High system CPU usage when contending futex

Alex Fiddler picture Alex Fiddler · Nov 8, 2012 · Viewed 12.8k times · Source

I have observed that when the linux futexes are contended, the system spends A LOT of time in the spinlocks. I noticed this to be a problem even when futexes are not used directly, but also when calling malloc/free, rand, glib mutex calls, and other system/library calls that make calls to futex. Is there ANY way of getting rid of this behavior?

I am using CentOS 6.3 with kernel 2.6.32-279.9.1.el6.x86_64. I also tried the latest stable kernel 3.6.6 downloaded directly from kernel.org.

Originally, the problem occurred on a 24-core server with 16GB RAM. The process has 700 threads. The data collected with "perf record" shows that the spinlock is called from the futex called from __lll_lock_wait_private and __lll_unlock_wake_private, and is eating away 50% of the CPU time. When I stopped the process with gdb, the backtraces showed the calls to __lll_lock_wait_private __lll_unlock_wake_private are made from malloc and free.

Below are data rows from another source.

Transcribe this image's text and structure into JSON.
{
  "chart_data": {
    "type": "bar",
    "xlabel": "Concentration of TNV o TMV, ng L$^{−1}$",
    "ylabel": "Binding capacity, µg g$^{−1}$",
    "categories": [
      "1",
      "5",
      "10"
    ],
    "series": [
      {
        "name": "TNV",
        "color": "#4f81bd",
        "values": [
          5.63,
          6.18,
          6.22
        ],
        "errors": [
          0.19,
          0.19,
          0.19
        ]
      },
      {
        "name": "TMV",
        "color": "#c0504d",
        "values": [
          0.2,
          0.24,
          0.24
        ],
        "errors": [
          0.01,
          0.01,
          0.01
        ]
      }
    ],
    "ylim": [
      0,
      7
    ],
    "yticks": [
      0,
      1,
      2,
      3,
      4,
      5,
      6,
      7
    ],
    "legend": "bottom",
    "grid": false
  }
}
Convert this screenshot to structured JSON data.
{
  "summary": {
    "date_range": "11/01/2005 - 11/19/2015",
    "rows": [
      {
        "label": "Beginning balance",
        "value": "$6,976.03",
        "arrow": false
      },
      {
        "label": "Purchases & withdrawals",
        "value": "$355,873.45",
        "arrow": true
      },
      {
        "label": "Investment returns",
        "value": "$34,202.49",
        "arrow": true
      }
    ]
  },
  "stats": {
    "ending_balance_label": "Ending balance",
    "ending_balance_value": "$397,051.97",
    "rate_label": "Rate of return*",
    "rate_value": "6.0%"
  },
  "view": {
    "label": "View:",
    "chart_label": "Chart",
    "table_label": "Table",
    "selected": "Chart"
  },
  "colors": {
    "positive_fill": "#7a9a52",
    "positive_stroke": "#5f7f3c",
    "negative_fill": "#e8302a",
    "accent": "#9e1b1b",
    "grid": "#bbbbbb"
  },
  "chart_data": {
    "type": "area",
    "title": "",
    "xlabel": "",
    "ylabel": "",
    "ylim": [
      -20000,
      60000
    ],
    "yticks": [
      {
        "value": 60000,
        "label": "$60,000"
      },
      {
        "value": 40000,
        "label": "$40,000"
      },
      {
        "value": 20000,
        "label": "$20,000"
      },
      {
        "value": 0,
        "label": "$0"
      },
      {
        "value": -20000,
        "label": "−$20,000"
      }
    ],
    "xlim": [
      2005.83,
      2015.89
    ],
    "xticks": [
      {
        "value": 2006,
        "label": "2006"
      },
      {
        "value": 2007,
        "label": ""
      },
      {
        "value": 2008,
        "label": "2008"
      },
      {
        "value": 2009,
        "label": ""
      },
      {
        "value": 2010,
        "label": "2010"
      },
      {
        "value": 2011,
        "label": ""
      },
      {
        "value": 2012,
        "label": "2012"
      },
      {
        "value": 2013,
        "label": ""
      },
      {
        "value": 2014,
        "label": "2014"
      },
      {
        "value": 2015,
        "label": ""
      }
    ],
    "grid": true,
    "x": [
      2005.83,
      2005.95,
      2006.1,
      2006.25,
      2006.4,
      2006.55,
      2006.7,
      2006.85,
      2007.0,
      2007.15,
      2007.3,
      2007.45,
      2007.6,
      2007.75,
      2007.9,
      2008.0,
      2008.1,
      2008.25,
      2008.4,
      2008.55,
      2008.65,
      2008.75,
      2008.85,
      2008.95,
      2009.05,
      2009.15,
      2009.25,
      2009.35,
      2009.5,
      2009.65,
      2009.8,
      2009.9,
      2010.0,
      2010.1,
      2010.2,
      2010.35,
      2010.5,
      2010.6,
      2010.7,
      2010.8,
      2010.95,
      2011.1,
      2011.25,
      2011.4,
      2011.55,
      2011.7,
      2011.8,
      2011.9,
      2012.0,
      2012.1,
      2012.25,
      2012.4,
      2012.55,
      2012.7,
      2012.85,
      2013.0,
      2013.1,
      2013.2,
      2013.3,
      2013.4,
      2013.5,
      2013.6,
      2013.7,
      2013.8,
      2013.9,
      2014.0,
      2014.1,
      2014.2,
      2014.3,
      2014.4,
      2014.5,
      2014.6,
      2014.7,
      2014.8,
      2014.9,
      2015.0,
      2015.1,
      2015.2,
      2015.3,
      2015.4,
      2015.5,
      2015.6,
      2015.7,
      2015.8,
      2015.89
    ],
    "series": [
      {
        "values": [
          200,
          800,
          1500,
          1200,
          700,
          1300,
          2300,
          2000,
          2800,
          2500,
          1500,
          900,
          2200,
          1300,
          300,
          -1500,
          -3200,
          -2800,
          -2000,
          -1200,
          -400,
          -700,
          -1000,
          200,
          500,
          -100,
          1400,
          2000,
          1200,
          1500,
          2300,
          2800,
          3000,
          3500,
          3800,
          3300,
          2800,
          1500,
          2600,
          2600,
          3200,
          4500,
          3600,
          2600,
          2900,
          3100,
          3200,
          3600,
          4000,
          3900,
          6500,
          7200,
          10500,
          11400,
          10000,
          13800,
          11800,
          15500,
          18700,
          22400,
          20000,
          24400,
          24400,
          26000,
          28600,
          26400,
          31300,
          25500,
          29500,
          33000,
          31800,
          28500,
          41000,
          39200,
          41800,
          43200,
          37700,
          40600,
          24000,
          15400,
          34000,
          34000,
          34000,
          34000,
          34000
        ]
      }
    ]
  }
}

I was trying to reduce the problem, so I wrote a simple program that shows it's indeed the futexes that are causing the spinlock problem.

Start 8 threads, with each thread doing the following:

   //...
   static GMutex *lMethodMutex = g_mutex_new ();
   while (true)
   {
      static guint64 i = 0;
      g_mutex_lock (lMethodMutex);
      // Perform any operation in the user space that needs to be protected.
      // The operation itself is not important.  It's the taking and releasing
      // of the mutex that matters.
      ++i;
      g_mutex_unlock (lMethodMutex);
   }
   //...

I am running this on an 8-core machine, with plenty of RAM.

Using "top", I observed that the machine is 10% idle, 10% in the user mode, and 90% in the system mode.

Using "perf top", I observed the following:

 50.73%  [kernel]                [k] _spin_lock
 11.13%  [kernel]                [k] hpet_msi_next_event
  2.98%  libpthread-2.12.so      [.] pthread_mutex_lock
  2.90%  libpthread-2.12.so      [.] pthread_mutex_unlock
  1.94%  libpthread-2.12.so      [.] __lll_lock_wait
  1.59%  [kernel]                [k] futex_wake
  1.43%  [kernel]                [k] __audit_syscall_exit
  1.38%  [kernel]                [k] copy_user_generic_string
  1.35%  [kernel]                [k] system_call
  1.07%  [kernel]                [k] schedule
  0.99%  [kernel]                [k] hash_futex

I would expect this code to spend some time in the spinlock, since the futex code has to acquire the futex wait queue. I would also expect the code to spend some time in the system, since in this snippet of code there is very little code running in the user space. However, 50% of time spent in the spinlock seems to be excessive, especially when this cpu time is needed to do other useful work.

Answer

Antti picture Antti · Nov 8, 2012

I've ran into similar issues as well. My experience is that you may see a performance hit or even deadlocks when locking and unlocking a lot, depending on the libc version and a lot of other obscure things (e.g. calls to fork() like here).

This guy solved his performance problems by switching to tcmalloc, which may be a good idea anyway depending on the use case. It could be worth a try for you as well.

For me, I saw a reproducible deadlock when I had multiple threads doing lots of locking and unlocking. I was using a Debian 5.0 rootfs (embedded system) with a libc from 2010, and the issue was fixed by upgrading to Debian 6.0.